Whatever symbolism it once had, which some thought translated into political power, the latter had now long gone as the unreformed Westminster system of governing Scotland had discredited itself – and the vast majority of Scots wanted real power and a real Parliament.
Even at the time some astute observers recognised the importance of what happened. Moray McLaren wrote just after the episode that “this daring removal of this Scottish Stone of Scone from the heart of the English capital drew literally worldwide attention to something unexpected which had been going on in Scotland for some time” and that was the emergence of a different “spirit” and “independent air”.
Hamilton reflecting back now on these tumultuous events comments: “Seventy years ago it was a symbol. But we don’t need symbols now, because we’ve very nearly got the reality of Scottish independence. I don’t consider that retrieving my country’s property was breaking the law. After all, the Home Secretary said at the time that we would not be prosecuted. He referred to us as ‘these vulgar vandals’ and that has been one of my favourite phrases ever since.”
In his account of the episode The Taking of the Stone of Destiny Ian said of his motives: “Nobody sang in Scotland in the middle part of this century. To be more correct, those who sang did not derive their songs from Scotland.” He now says at the age of 95 about the Stone and the present: “It is an icon. A nation needs icons. [But] we are now voting for things that I dreamed of 50 years ago.”

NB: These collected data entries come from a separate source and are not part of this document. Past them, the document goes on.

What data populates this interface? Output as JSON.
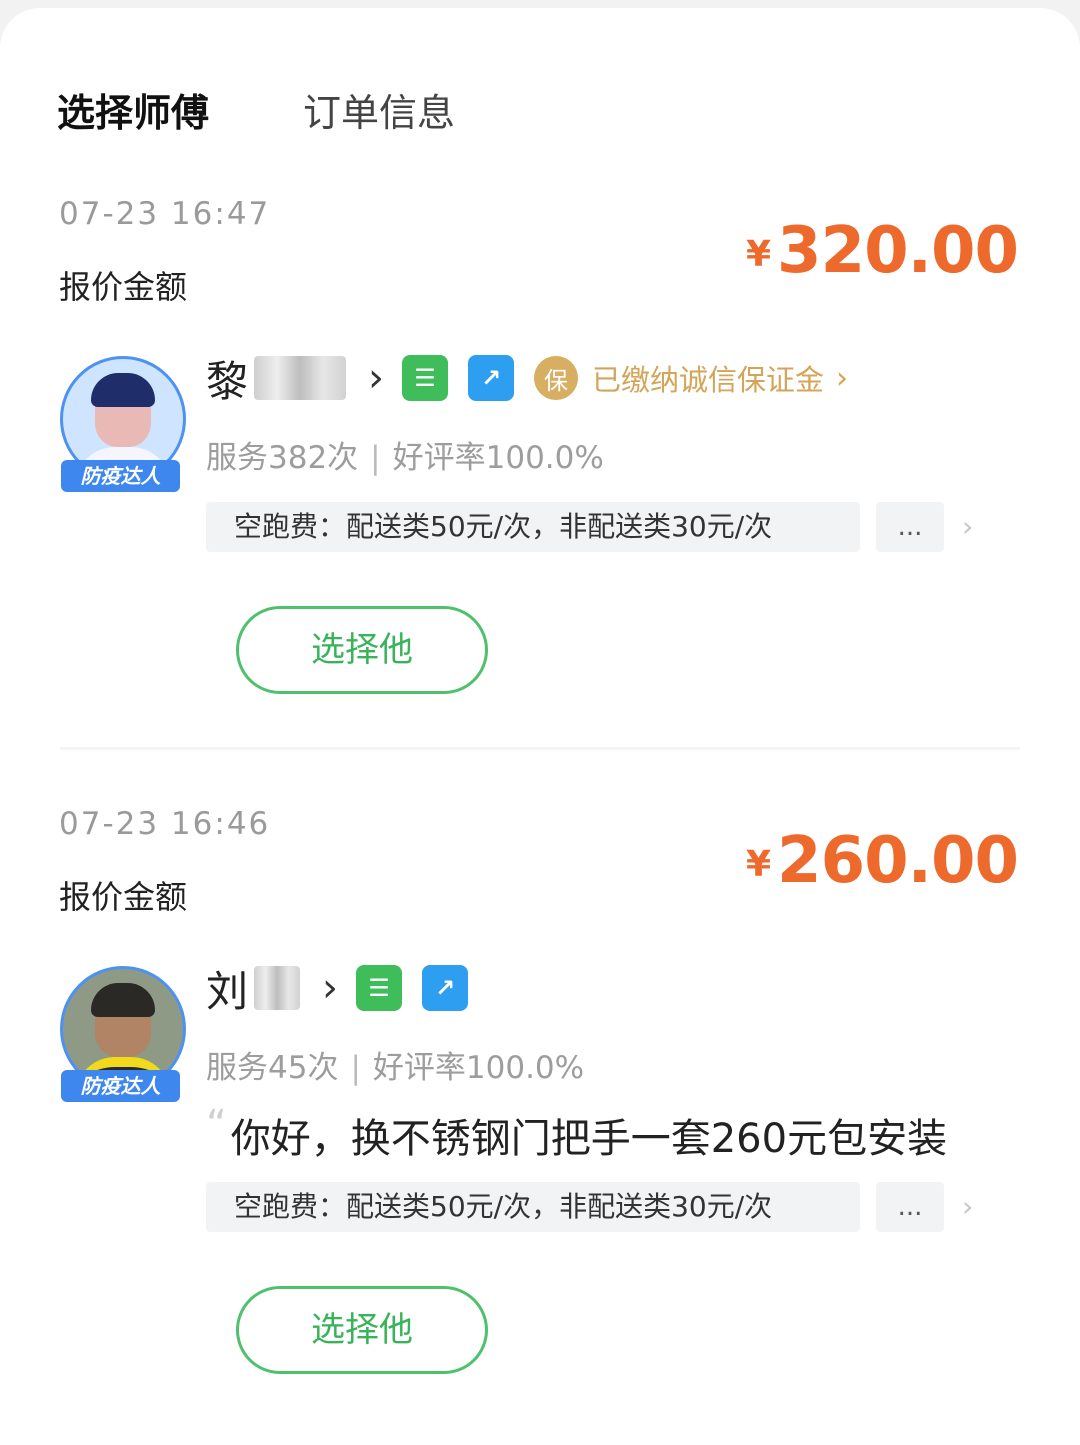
{
  "tabs": [
    {
      "label": "选择师傅"
    },
    {
      "label": "订单信息"
    }
  ],
  "quotes": [
    {
      "time": "07-23 16:47",
      "price_label": "报价金额",
      "currency": "¥",
      "amount": "320.00",
      "name": "黎",
      "badge": "防疫达人",
      "deposit": "已缴纳诚信保证金",
      "bao": "保",
      "services": "服务382次",
      "rating": "好评率100.0%",
      "fee": "空跑费：配送类50元/次，非配送类30元/次",
      "more": "...",
      "select": "选择他"
    },
    {
      "time": "07-23 16:46",
      "price_label": "报价金额",
      "currency": "¥",
      "amount": "260.00",
      "name": "刘",
      "badge": "防疫达人",
      "services": "服务45次",
      "rating": "好评率100.0%",
      "message": "你好，换不锈钢门把手一套260元包安装",
      "fee": "空跑费：配送类50元/次，非配送类30元/次",
      "more": "...",
      "select": "选择他"
    }
  ],
  "colors": {
    "price": "#ee6a2c",
    "accent_green": "#39b35a",
    "deposit_gold": "#d4a558",
    "badge_blue": "#3e87ee"
  },
  "icons": {
    "green_icon": "certificate-icon",
    "blue_icon": "syringe-icon",
    "gold_icon": "guarantee-icon"
  }
}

He looks over his adult life: “I am the last person to make any assessment of that [the Stone]. I suppose the fact that people speak to me and reference it means that it has an importance.” He says he has always baulked at being described and remembered as “the Stone man” and that he lived “a busy life in which it was one small part”, stating: “I am fond of my profession (in law) and proud to be a QC. And I think that in many respects outweighs what I did with the Stone.”
The return of the Stone was a romantic adventure but it was also an expression of romantic and symbolic nationalism that played at least some part in the revival of a more political nationalism. All nationalisms and movements need symbols, stories and mythologies with which they can make a sense of history. Such romantic politics do not ultimately address power, but on the other hand political power without emotional resonance can descend into stale managerialism.
The account of the Stone is one of the great stories of Scotland. But the difference is that this one connected the ancient myths of Scotland to the modern day. Part of this is mythology and remaking history but then such continual reinterpretation of the past is always an element of the present.
It is also a story with many layers and interpretations – as all good stories have – which cannot be shoehorned into one version. Mitchell recalls that it was presented at the time as “a bit of fun and a classic case of student politics” to downplay the serious aspects, while another aspect that was rarely acknowledged was that it had “an obvious monarchist dimension” – as well as to others an obvious “republican angle”.
The nationalist account is one powerful version of this story but other interpretations should not be glossed over.
Symbols have a potency but Ian is more aware than most that they should be used not for diversions but to aid substantive change.
He reflects on the Scotland he sees before him, that he modestly concedes he had an impact in aiding: “It is a very free society. My generation are handing over something so much better than we inherited.
“I would like to think the Stone of Destiny played a small part in that.”